Most of the cases solve in a matter of seconds. The slowest case was $23\times 23$ ($4323$ binary variables, $529$ constraints) and it took about $45$ seconds. As observed before, the solution is $6$ whenever $N$ is a multiple of $3$, and the solutions get more intricate when $N$ is prime. Of course, we don’t need to restrict ourselves to square boards! Here are some examples of optimal non-square tilings:

Some observations:

- Using even numbers doesn’t necessarily lead to simple solutions when the canvas isn’t square!
- Using sidelengths that are consecutive Fibonacci numbers (e.g. the 8×13 case above) leads to the famous approximation of the Golden spiral. Perhaps not surprising, but still very cool!

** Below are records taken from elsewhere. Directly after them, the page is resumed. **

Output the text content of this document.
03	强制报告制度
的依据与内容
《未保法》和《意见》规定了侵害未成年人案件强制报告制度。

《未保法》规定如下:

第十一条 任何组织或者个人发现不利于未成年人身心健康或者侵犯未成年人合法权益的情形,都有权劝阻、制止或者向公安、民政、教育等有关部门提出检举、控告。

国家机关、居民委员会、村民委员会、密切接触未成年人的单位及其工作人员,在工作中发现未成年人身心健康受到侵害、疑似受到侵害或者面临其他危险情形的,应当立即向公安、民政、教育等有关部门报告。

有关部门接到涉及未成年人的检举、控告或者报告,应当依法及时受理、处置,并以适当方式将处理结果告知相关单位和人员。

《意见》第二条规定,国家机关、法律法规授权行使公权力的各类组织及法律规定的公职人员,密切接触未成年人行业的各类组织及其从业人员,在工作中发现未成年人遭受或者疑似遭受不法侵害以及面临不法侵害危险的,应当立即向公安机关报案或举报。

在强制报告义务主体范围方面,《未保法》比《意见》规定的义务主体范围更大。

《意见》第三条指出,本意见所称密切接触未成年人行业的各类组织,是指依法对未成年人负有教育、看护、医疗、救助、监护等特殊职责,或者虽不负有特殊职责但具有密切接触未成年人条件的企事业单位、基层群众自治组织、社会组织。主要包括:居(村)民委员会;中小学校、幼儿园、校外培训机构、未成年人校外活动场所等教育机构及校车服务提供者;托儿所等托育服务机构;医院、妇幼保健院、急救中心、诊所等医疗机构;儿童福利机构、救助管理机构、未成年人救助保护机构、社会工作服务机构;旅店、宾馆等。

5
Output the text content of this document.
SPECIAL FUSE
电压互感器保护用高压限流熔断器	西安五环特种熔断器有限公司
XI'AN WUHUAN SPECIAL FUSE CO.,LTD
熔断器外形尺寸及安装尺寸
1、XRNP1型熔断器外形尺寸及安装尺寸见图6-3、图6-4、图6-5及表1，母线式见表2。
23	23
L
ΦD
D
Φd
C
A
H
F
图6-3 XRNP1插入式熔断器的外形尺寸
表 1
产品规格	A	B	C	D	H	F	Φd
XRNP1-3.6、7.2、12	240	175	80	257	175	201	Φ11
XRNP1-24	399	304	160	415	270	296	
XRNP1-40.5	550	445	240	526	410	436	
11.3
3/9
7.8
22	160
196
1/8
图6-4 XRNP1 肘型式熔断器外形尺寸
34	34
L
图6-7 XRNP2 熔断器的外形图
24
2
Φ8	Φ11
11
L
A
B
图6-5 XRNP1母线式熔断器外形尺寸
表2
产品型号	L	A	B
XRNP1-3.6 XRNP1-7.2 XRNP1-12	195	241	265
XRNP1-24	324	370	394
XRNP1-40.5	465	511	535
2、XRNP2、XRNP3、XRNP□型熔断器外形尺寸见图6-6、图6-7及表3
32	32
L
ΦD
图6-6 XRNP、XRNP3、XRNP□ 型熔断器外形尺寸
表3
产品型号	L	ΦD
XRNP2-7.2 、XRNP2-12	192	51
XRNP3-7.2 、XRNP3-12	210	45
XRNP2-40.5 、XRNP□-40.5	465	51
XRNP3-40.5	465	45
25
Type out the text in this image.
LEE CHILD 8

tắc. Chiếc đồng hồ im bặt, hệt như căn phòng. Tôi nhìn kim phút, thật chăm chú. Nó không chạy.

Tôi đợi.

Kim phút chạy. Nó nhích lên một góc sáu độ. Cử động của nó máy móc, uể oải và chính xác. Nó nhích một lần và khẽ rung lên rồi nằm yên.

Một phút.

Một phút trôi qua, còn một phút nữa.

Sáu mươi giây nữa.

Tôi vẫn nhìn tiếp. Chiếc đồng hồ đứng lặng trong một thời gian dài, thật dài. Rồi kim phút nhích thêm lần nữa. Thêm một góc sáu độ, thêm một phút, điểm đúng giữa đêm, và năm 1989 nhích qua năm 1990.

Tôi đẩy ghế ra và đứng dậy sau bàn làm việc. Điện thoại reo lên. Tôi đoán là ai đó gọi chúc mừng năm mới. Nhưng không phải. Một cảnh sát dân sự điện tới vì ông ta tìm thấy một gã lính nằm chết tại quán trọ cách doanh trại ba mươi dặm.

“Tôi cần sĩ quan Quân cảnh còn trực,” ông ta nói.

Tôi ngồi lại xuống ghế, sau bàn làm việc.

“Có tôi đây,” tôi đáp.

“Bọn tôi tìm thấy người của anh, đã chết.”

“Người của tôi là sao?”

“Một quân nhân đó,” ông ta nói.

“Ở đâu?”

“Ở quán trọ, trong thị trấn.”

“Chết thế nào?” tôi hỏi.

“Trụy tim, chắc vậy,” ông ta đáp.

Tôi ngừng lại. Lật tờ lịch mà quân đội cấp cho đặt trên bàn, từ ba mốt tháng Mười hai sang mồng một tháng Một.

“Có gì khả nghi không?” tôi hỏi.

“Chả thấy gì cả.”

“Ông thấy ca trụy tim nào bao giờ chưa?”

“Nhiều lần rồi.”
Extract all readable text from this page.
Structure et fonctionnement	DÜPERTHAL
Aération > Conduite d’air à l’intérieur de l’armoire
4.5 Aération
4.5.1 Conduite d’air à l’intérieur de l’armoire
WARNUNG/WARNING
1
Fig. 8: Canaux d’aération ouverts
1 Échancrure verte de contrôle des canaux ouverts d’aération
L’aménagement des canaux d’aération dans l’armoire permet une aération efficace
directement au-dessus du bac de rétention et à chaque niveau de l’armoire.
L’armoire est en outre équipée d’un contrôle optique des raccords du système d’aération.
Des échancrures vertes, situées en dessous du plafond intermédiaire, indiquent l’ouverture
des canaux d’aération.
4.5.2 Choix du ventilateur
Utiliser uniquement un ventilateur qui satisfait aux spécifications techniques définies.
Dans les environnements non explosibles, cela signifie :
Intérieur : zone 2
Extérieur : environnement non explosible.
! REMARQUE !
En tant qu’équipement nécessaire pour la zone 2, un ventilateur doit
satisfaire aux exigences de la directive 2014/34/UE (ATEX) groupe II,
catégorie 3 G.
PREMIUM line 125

If you’d like to read more about the “squaring the square” problem and its long history, check out the Wiki article on it!

Very cool! Nice job

Wow! Humbling: I thought this was an easy problem with 12 good for the 13×13 grid.

What does tl;dr mean?

“too long; didn’t read”. For folks that want the answer right away without all the reading. 🙂

Too long; didn’t read.

You should consider marketing your solutions as a literal tile pattern for kitchens and bathrooms…some are quite pretty. Would be a niche clientele: nerds who are remodeling their houses.

Conjecture:

Let p be the smallest prime number dividing n. For any number k let M(k) be the smallest number of squares > 1 that tile a k x k square, then M(n) = M(p).

Proof that M(n) <= M(p).

Consider a tiling of a p x p square with M(p) squares Multiply the length of each line segment by n/p. The result is a tiling of an n x n square by M(p) squares.

Can anyone provide a proof that M(p) <= M(n) or exhibit a counterexample?